Calming the Bodystorm: Somatic Tools To Overcome Anxiety

Aug 26, 2023

“Anxiety's like a rocking chair. It gives you something to do, but it doesn't get you very far.”

- Jodi Picoult

Anxiety brews internally as a nerve storm - amygdala sparks igniting cascades of panic through body corridors. Soon heart pounds, breath shallows, and muscles constrict without tangible threat. We fixate on catastrophic thinking while our inner world becomes a hurricane.

But somatic sciences shine light in the darkness, illuminating pathways home. When understood as physiology, anxiety transforms from amorphous spectral foe into simple (if intense) sensory input we can repattern. By befriending our biology, we learn to harness mindfulness, meet panic with care, and reroute reactivity into grounded action.

The journey requires courage to question reflexive fear responses imprinted over lifetimes. But skillful somatic practices ultimately calm psychology's tempestuous waters from within. They turn victims of anxiety into sailor navigators traversing inner disturbance with agency. For the body grants gifts far greater than panic if we have eyes to see.

How Anxiety Hijacks the Body

When anxiety strikes, the amygdala urgently signals threat detection through the nervous system. Whether real or imagined, danger triggers cascades of fear - adrenaline, cortisol, increased heart rate, and vigilance. We ignite for fight or flight.

Lost in the blizzard of "what-ifs", attention fixates on catastrophes that haven't (and likely may never) happen. Like a skipped record, thinking loops repeatedly through worst-case scenarios and how to escape them. We forget to breathe.

Without intervention, the mind latches onto anxiety's stories, making them our identity. But what if we imagined anxiety as passing weather within us, not intrinsic to who we are? The first step to freedom: recognizing anxiety's transient nature.

Befriending Our Biology

Mindfulness helps us relate to anxiety differently - not as an overwhelming catastrophe but as difficult body sensations we can gently tend to. Somatic awareness teaches us to notice psychological stress physiology without judgment.

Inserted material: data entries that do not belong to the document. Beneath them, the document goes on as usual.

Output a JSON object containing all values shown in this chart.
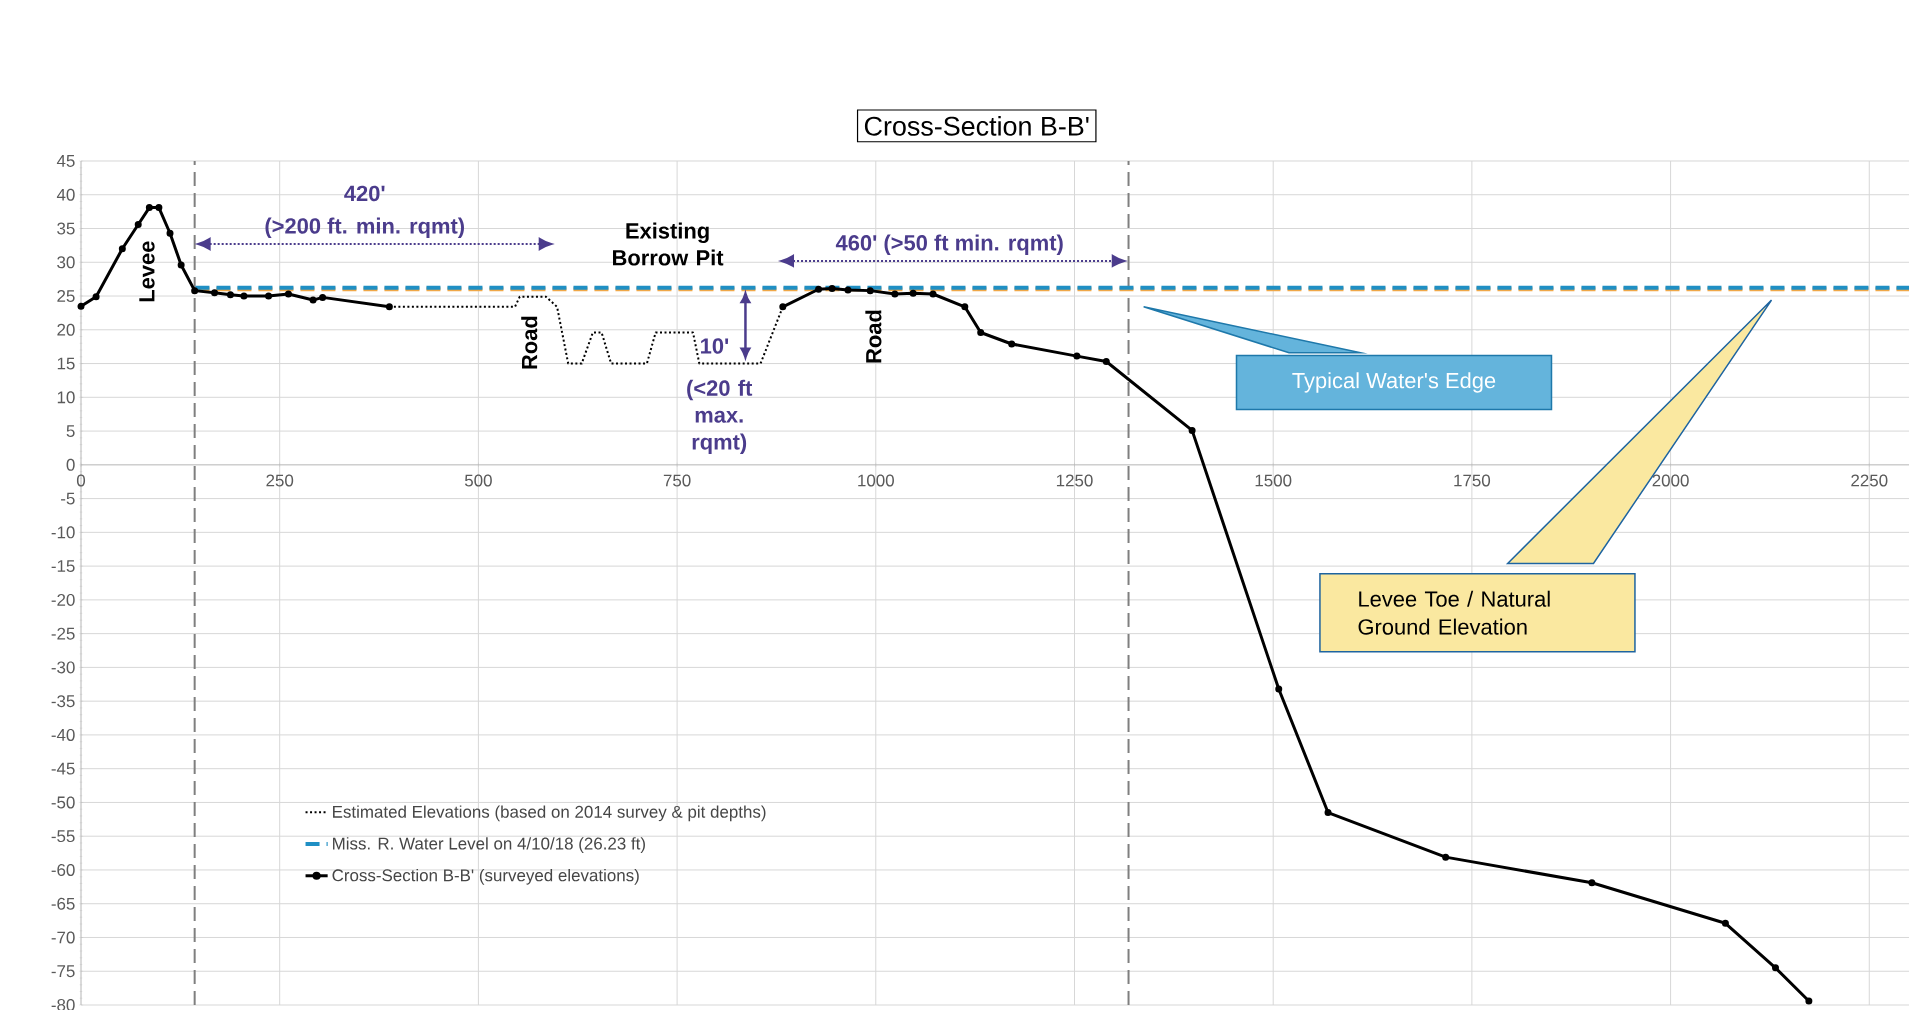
{
  "chart_data": {
    "type": "line",
    "title": "Cross-Section B-B'",
    "xlim": [
      0,
      2300
    ],
    "ylim": [
      -80,
      45
    ],
    "xticks": [
      0,
      250,
      500,
      750,
      1000,
      1250,
      1500,
      1750,
      2000,
      2250
    ],
    "yticks": [
      -80,
      -75,
      -70,
      -65,
      -60,
      -55,
      -50,
      -45,
      -40,
      -35,
      -30,
      -25,
      -20,
      -15,
      -10,
      -5,
      0,
      5,
      10,
      15,
      20,
      25,
      30,
      35,
      40,
      45
    ],
    "grid": true,
    "legend": "bottom left",
    "series": [
      {
        "color": "#f0a848",
        "line_style": "dashed",
        "marker": "none",
        "x": [
          144,
          2300
        ],
        "values": [
          26,
          26
        ]
      },
      {
        "name": "Estimated Elevations (based on 2014 survey & pit depths)",
        "color": "#000000",
        "line_style": "dotted",
        "marker": "none",
        "x": [
          388,
          546,
          552,
          585,
          599,
          613,
          630,
          644,
          655,
          667,
          712,
          723,
          770,
          778,
          855,
          883
        ],
        "values": [
          23.4,
          23.4,
          24.9,
          24.9,
          23.4,
          15,
          15,
          19.6,
          19.6,
          15,
          15,
          19.6,
          19.6,
          15,
          15,
          23.4
        ]
      },
      {
        "name": "Miss. R. Water Level on 4/10/18 (26.23 ft)",
        "color": "#1f8fc4",
        "line_style": "dashed",
        "marker": "none",
        "x": [
          144,
          2300
        ],
        "values": [
          26.23,
          26.23
        ]
      },
      {
        "name": "Cross-Section B-B' (surveyed elevations)",
        "color": "#000000",
        "line_style": "solid",
        "marker": "circle",
        "x": [
          0,
          19,
          52,
          72,
          86,
          98,
          112,
          126,
          143,
          168,
          188,
          205,
          236,
          261,
          292,
          304,
          388,
          600,
          883,
          928,
          945,
          965,
          993,
          1024,
          1047,
          1072,
          1112,
          1132,
          1171,
          1253,
          1290,
          1398,
          1507,
          1569,
          1717,
          1901,
          2069,
          2132,
          2174
        ],
        "values": [
          23.5,
          24.9,
          32,
          35.6,
          38.1,
          38.1,
          34.3,
          29.6,
          25.8,
          25.5,
          25.2,
          25,
          25,
          25.3,
          24.4,
          24.8,
          23.4,
          null,
          23.4,
          26,
          26.1,
          25.9,
          25.8,
          25.3,
          25.4,
          25.3,
          23.4,
          19.6,
          17.9,
          16.1,
          15.3,
          5.1,
          -33.2,
          -51.5,
          -58.1,
          -61.9,
          -67.9,
          -74.5,
          -79.4
        ]
      }
    ],
    "ref_lines": [
      {
        "axis": "x",
        "value": 143,
        "color": "#7f7f7f",
        "line_style": "dashed"
      },
      {
        "axis": "x",
        "value": 1318,
        "color": "#7f7f7f",
        "line_style": "dashed"
      }
    ],
    "annotations": [
      "Levee",
      "420'",
      "(>200 ft. min. rqmt)",
      "Existing Borrow Pit",
      "460' (>50 ft min. rqmt)",
      "Road",
      "Road",
      "10'",
      "(<20 ft max. rqmt)",
      "Typical Water's Edge",
      "Levee Toe / Natural Ground Elevation"
    ]
  }
}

Observing physical signals like knotted shoulders, clenched jaws, or churning stomachs reveals bracing patterns against imagined threats. We pause and breathe deeply into these places, loosening fear's grip.

Meeting panic with care realigns perspective - anxiety is not some malevolent phantom but the body's misguided attempt to protect us. We calm it as we would a child waking from nightmares, with compassion.

Retraining the Nervous System

Crucially, somatic sciences show anxiety as ultimately just patterns of sensory input. With practice, we can rewire neural pathways to respond beyond panic. Consistent exposure combined with relaxation techniques builds resilience.

Activities like breathwork, meditation, or yoga strengthen prefrontal capacities to self-soothe anxiety. The brain learns again to govern fight-flight impulses instead of letting them govern us. We cultivate mindfulness over matter.

Mindfulness Over Matter

Indeed, in each anxious moment, we retain the power to mindfully intervene with embodiment choices. Somatic practices widen the space between stimulus and response.

Before panic overwhelms us, we engage the senses - tracking five things we see, four we touch, three we hear, two we smell, and one we taste. Anxiety loses dictatorship over attention; we anchor in the here and now.

Again we meet discomfort with care, neither fixating on worries nor suppressing them completely. Equanimity prevails as we view anxiety's rise and fall with openness, riding its waves rather than drowning.

Photo credit: Linus Nylund @Unsplash

Riding the Wave

This capacity for mindfulness during intensity is learnable like any skill. The more we practice somatic tools for staying present through discomfort, the less victimized we feel by it.

By gently leaning into anxious sensations, we teach the body they need not overpower us. Like surfers, we build strengths to stay balanced amidst crashing arousal. In anxiety's fires, presence persists.

Calm After the Storm

Given dedicated practice, somatic approaches transform anxiety responses from reflexive to considered. Nervous systems capable of self-regulation are no longer hijacked by spikes in stimulation.

New capacities emerge - facing each moment with compassion, mobilizing mindfulness to move toward freedom from fear. We dwell not in trepidation of the next storm but in gratitude for all we've overcome. For the only journey is opening as life unfolds.

Conclusion

Anxiety, when held in its right light, reminds us of internal power yet accessed. By recognizing our somatic signals, we apprehend the mind's weather not as a disaster but opportunity to remember enduring inner peace.

For calm exists underneath the raging mental gales, if we but descend to its stillness. Somatic sciences illuminate the passageways. May all who suffer find courage to befriend their organisms and retrieve what waits patiently within - an unbreakable belonging, held in each breath. The storm will pass. The only shores are those between us.